Oh bien sûr elle avait réussi certaines choses. Elle avait créé la famille qu’elle n’avait pas eue, petit fille. Un mari affairé, qui ne lui posait pas trop de questions, des enfants qui avaient quitté le nid, il avait fallu se résoudre à l'affreux vide laissé par leur absence. Pas si simple. Elle avait trouvé une occupation et rendait visite à des personnes âgées ou handicapées à qui elle lisait des histoires deux fois par semaine. Elle était là pour les autres. Et pour elle-même, où était-elle? Ses rêves où étaient-ils ? Ces autres vies qu’elle s’était imaginées parfois et dont elle aurait été l’héroïne parfaite qui réussissait tout et mieux surtout!
Mais qui s'était intéressé à qui elle était vraiment ? A ce qu’elle aurait pu faire de sa vie? Pourquoi n’avait-elle de son propre chef jamais eu la force morale de se lancer ? Sans doute avait-elle vécu son adolescence dans un brouillard, sans se soucier de son avenir. Vivant dans l’instant, se laissant porter par les décisions des autres. Passive, vivant par procuration, facilité, paresse, la vie qu’un autre imaginait pour elle. Qui donc aurait pu lui indiquer la voie dans son entourage ? Son père, sa mère ? Ils étaient coincés dans leur petit monde, occupés à se battre contre de vieux démons et des souvenirs tragiques.

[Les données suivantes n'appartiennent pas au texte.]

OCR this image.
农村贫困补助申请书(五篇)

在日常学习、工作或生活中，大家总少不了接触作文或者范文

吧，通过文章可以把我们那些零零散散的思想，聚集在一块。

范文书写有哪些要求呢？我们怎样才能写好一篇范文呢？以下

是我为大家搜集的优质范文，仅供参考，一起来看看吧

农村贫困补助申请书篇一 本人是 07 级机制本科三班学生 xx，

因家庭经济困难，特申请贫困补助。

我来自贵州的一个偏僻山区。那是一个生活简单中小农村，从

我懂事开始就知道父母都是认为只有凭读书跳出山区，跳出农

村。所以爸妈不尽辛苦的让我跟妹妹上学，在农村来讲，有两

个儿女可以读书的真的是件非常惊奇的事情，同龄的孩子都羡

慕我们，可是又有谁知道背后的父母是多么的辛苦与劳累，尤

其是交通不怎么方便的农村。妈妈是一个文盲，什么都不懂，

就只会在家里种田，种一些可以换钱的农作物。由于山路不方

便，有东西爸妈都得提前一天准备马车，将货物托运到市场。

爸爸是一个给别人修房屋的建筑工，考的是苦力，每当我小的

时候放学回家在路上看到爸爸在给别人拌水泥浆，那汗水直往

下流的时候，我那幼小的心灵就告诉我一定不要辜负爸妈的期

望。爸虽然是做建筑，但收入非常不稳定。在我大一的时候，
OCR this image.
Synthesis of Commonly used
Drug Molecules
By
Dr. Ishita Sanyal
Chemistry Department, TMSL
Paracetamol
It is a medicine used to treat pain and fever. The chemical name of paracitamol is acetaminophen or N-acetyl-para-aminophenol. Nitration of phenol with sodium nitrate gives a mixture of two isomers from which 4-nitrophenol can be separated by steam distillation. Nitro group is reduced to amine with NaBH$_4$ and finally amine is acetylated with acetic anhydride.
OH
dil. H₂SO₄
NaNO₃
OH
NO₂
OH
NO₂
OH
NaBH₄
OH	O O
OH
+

Aujourd’hui, son acceptation tacite des évènements quotidiens la révulsait. Elle avait les poings serrés enfoncés sur son front jusqu’à en avoir mal. Pourquoi s’était-elle soumise aux besoins et désirs des autres avant les siens ? Pourquoi avait-elle piétiné ses rêves, sans jamais rien entreprendre. Il aurait suffi sûrement de tirer sur un seul fil de la pelote, comme elle se plaisait à le répéter aux autres dans la même situation, et tout le reste aurait suivi. RÉSIGNATION, quel horrible mot ! Et le temps s’était écoulé, elle n’avait rien fait. Et collée au coeur, cette impression d’avoir perdu ce temps précieux, de n’avoir plus que le vide comme ami. Au fond elle n’avait jamais été capable d’être qui elle était.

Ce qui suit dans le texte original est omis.